A prolonged period of dry times prompted a grazier on the Nullarbor Plains of South Australia to contact Mr Hughes in the hopes that he would be able to help them out with their wild horse problem.
With no rain, the property owners had been forced to cart water for their cattle, but the wild horses were coming in search of water and damaging the troughs. Mr Hughes said getting the situation under control became paramount, and presented the perfect opportunity to highlight there were more ways to fix horse issues than shooting them in the paddock.
After training all 70 horses in seven days, the Hughes family, along with other people that have previously attended their five-day training schools, will ride 10 of the horses 1500 kilometres to Perth as part of a charity ride.
The 70 in seven days event will be raising funds for the Royal Flying Doctors Service and Breast Cancer Network Australia. All of the horses will be available for sale once the training week has ended, with the 10 being ridden to Perth to be auctioned off. Mr Hughes said the auction would also include any gear that had been donated by various businesses.
“There is a saddle supplier in the wings that we're negotiating with that may offer up a number of saddles which we'll ride in and then they'll be auctioned for the charities at the end,” Mr Hughes said.
“We've got donated helmets that are specially painted. As we go through, if anyone wants to donate or give something towards the end of the tour, that 100 per cent goes straight through, we don't take anything.”
If the Hughes’ are successful in their attempt, they will also be setting a new world record for 70 horses broken in, in seven days. “We realised that was well and truly beyond any expectations anyone would have and that there was no world record for it so we said let's do that,” Mr Hughes said.
Mr Hughes said everything will be conducted in an official manner so that it becomes a standing record. “We've got timekeepers, a Justice of the Peace, and thermometres to record the temperatures and the wind,” he said.
While the Hughes family is more interested in changing the conversation around the control methods of wild horses, Mr Hughes said they decided to set a new world record to draw more attention to their cause.
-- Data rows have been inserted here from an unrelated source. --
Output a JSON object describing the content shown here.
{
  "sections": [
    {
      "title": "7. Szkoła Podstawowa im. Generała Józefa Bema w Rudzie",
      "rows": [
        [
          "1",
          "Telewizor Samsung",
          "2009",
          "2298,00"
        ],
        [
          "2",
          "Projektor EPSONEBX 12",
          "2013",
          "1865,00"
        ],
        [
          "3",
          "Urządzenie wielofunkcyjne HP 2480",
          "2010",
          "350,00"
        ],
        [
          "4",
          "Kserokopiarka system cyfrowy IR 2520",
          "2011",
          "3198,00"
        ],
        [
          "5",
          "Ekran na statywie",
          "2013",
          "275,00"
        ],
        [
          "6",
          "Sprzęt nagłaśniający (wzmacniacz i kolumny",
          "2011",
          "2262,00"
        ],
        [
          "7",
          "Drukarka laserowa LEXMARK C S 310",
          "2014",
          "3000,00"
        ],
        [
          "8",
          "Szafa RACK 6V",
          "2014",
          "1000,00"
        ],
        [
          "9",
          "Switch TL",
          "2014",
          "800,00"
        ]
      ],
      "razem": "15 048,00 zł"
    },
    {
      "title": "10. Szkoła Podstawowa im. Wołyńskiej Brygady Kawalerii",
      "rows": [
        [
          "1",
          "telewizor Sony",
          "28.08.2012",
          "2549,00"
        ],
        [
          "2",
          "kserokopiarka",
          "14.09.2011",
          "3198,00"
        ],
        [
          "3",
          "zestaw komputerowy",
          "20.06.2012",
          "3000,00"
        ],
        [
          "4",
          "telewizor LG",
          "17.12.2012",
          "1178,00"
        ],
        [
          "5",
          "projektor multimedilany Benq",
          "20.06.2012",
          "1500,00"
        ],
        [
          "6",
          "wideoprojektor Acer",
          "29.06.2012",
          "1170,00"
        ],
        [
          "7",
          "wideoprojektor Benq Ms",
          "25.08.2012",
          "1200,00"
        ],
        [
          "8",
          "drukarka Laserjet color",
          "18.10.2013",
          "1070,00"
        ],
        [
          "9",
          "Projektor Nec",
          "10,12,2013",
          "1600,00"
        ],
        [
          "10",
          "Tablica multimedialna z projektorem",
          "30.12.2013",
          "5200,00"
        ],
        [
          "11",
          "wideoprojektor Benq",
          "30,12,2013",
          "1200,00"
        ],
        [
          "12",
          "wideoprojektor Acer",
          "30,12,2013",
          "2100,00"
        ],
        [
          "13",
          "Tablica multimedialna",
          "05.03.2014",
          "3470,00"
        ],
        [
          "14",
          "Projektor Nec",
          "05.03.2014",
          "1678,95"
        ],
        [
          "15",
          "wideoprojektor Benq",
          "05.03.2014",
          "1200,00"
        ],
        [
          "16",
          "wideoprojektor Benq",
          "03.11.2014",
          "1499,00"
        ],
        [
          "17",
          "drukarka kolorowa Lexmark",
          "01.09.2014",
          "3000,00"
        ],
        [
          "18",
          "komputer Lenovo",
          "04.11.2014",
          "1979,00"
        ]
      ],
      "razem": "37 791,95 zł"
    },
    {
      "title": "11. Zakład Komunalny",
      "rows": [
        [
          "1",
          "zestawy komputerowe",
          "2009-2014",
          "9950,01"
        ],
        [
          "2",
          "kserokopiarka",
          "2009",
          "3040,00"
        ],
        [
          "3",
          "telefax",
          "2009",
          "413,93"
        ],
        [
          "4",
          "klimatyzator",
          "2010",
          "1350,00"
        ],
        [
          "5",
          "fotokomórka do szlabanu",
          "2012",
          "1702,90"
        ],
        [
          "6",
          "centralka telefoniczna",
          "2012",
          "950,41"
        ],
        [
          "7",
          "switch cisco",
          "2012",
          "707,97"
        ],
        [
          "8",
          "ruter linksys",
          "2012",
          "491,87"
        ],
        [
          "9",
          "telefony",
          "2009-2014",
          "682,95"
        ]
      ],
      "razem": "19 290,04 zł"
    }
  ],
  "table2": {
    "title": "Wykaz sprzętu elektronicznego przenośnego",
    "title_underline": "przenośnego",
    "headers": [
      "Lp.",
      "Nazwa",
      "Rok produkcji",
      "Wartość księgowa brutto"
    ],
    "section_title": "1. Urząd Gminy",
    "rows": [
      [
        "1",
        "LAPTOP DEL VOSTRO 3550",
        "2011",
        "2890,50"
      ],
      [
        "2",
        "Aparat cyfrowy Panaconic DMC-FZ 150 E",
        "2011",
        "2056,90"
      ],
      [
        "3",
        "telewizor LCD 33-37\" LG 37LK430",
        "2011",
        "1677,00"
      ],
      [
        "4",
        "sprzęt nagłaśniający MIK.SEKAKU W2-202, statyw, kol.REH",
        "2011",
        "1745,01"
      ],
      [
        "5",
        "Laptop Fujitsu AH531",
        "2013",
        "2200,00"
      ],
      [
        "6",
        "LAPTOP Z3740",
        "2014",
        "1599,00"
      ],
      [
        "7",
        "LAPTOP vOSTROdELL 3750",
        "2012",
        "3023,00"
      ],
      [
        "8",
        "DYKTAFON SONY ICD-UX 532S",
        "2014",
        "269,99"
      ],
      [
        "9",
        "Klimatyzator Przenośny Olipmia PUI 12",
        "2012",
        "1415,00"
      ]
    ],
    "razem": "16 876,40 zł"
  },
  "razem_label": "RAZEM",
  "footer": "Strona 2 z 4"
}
“Got to add a little bit of spice to it. We'll be responsible for 4.1 horses each, but of course we've only got a limit of seven days to get them under saddle,” he said. “What I want on the last day is to have every trained horse in one pen with all the riders sliding of the horses bums in one video.”
Mr Hughes said the event had drawn the attention of a number of sponsors. “We've had an inquiry from Budweiser to have some kind of input. It seems to be appealing to the extreme people like Red Bull and Monster,” he said.
This is not the first time the Hughes family has done their bit for the wild horse population. Each year, they take 75 per cent of the horses from the Kosciuszko National Park wild horse management program and provide them with a second chance.